I also take fiber to bulk up and slow things down. Still working on the right amount of that to this day. I've done the Imodium thing, but I found that drug pretty scary as its easy to get bad cramps if you take too much. I know everyone is different, but I just can't seem to tolerate having any poop in the lower region of my colon. And for almost 4 years I suffered needlessly - chasing the right amount fiber combined with the all the variables introduced by different foods. It was mind boggling to me. I suppose if you fixed the diet variable by eating the exact same thing in the same amounts at the same times each day - you could narrow down the right amount of fiber - but I can't eat the same thing every day. Not sure if anyone can.

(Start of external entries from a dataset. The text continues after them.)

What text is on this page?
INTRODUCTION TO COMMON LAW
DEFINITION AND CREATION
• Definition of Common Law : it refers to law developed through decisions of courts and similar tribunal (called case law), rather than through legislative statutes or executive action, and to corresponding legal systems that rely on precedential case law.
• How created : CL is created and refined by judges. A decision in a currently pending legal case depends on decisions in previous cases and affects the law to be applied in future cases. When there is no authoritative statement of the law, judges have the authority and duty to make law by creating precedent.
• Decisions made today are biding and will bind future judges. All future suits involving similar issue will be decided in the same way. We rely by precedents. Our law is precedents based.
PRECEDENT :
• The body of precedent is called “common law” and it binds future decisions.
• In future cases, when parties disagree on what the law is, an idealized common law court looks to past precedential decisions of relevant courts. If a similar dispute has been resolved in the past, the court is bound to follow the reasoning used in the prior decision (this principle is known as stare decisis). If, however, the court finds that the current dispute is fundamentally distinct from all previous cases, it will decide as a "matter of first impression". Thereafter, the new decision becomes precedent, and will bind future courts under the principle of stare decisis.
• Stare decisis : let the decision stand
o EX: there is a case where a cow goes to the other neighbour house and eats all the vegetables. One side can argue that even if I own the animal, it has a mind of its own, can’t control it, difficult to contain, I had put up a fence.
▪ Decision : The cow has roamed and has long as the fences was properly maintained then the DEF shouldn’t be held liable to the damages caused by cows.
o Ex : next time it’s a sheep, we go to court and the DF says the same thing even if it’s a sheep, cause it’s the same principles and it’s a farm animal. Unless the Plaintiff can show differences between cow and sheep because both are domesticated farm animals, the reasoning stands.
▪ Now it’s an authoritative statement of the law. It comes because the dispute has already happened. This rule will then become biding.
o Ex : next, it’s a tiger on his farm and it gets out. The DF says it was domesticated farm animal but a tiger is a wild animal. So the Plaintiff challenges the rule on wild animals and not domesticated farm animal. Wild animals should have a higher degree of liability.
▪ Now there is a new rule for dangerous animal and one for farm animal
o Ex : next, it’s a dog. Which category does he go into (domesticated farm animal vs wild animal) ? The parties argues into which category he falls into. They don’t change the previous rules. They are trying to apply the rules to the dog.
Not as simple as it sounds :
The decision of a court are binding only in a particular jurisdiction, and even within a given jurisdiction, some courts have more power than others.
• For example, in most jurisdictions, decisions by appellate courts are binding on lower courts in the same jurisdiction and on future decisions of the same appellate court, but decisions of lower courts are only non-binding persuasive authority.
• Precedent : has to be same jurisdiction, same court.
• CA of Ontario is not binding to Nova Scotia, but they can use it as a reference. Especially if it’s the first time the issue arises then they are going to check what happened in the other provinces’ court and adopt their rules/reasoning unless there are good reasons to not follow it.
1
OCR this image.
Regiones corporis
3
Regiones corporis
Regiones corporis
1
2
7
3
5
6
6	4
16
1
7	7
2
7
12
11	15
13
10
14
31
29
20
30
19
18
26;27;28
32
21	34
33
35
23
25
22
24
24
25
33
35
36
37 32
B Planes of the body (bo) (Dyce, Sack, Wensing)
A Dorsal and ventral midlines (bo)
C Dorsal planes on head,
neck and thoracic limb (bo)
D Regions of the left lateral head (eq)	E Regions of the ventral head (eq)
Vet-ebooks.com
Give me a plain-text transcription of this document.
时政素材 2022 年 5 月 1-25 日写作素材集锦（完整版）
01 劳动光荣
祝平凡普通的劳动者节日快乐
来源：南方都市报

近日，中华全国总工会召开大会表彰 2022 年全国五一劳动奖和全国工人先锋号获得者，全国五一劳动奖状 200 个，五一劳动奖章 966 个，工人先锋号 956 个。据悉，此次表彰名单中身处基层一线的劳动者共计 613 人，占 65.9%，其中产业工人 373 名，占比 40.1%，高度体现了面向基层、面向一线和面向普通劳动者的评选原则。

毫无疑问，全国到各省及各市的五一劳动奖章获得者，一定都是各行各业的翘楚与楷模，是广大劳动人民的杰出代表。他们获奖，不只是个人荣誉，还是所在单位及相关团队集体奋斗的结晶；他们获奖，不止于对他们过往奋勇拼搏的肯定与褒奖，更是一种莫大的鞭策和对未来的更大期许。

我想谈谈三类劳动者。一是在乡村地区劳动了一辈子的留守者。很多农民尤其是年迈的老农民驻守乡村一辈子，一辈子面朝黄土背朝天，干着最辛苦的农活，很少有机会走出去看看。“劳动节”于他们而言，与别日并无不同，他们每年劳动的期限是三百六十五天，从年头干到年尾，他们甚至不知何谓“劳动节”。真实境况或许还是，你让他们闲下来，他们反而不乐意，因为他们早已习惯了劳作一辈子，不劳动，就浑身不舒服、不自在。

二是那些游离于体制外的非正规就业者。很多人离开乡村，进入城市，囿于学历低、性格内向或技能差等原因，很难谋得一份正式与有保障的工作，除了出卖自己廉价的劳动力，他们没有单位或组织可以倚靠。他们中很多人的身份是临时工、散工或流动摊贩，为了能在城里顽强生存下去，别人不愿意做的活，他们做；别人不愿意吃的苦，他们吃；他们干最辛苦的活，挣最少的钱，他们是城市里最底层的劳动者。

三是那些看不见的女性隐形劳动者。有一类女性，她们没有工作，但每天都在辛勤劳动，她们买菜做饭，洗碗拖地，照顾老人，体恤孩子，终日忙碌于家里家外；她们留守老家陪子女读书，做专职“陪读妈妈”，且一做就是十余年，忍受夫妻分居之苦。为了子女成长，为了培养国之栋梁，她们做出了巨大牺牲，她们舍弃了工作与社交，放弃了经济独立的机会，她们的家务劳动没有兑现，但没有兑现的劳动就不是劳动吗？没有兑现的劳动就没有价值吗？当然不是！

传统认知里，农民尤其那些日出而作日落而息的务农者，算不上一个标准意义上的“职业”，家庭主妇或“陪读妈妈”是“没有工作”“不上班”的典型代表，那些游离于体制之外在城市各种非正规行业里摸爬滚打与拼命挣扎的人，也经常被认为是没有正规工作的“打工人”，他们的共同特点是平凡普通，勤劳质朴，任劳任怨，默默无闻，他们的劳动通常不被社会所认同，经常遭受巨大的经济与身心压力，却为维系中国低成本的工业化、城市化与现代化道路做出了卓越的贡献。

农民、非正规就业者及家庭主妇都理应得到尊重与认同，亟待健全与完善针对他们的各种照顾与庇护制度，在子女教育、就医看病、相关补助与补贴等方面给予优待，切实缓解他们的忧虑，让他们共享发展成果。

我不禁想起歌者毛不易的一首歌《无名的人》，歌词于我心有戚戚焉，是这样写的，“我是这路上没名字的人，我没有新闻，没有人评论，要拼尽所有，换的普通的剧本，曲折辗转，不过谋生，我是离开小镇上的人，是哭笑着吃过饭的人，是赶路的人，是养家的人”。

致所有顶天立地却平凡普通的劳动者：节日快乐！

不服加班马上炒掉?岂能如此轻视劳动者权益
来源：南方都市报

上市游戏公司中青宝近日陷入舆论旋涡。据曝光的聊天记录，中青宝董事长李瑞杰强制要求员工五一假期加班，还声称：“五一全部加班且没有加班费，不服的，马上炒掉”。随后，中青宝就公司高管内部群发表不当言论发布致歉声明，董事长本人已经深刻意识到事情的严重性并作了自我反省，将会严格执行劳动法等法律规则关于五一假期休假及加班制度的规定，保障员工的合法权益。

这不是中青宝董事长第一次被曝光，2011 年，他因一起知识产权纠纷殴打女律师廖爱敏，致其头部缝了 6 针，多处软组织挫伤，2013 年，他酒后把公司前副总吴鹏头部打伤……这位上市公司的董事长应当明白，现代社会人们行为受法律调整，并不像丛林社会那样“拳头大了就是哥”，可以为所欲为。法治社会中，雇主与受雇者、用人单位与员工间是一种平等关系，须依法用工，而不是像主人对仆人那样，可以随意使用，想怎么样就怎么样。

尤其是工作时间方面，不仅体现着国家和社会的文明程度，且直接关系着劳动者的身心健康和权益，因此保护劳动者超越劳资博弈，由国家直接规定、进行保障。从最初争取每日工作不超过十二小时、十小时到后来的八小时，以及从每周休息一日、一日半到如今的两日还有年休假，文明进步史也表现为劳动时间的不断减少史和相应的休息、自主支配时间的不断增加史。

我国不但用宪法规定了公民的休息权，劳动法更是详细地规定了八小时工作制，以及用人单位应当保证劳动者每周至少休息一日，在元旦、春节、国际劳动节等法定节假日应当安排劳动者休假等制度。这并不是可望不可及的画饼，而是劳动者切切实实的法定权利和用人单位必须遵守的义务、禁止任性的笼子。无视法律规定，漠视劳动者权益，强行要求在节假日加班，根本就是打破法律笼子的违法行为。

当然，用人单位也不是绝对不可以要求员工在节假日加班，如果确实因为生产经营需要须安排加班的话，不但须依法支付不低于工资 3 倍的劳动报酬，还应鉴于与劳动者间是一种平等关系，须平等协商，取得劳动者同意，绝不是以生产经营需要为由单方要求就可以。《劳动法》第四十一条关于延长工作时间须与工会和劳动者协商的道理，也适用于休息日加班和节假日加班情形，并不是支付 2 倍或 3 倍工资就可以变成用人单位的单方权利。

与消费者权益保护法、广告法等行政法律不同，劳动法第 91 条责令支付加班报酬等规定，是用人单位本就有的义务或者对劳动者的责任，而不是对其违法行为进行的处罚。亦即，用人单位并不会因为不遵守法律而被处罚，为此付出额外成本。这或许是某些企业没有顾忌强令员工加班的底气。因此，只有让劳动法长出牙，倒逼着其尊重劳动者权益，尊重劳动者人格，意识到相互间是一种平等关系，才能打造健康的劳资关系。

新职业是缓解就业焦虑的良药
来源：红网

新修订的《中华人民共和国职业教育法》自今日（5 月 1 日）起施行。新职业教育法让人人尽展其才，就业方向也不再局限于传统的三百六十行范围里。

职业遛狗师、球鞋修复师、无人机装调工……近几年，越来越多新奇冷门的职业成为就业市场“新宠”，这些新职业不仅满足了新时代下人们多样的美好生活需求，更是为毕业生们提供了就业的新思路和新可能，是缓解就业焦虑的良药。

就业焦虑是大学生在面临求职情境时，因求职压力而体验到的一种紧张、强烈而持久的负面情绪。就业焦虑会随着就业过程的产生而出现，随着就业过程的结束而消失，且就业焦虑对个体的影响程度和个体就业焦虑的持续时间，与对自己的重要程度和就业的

One other thing I've learned is that with a the variables involved, when chasing the right amount of fiber for instance, the experiment cycle should be in terms of weeks, not days, to take into account anomalies and spikes. You have to visualize the overall trend of the graph. If you try a certain fiber amount for a week lets say, then decide that you'll try a different amount the next week - my experience is that that's too short of an experiment cycle and you'll get lost.
Uggg....fun stuff. Hope this might help some of you. Good luck!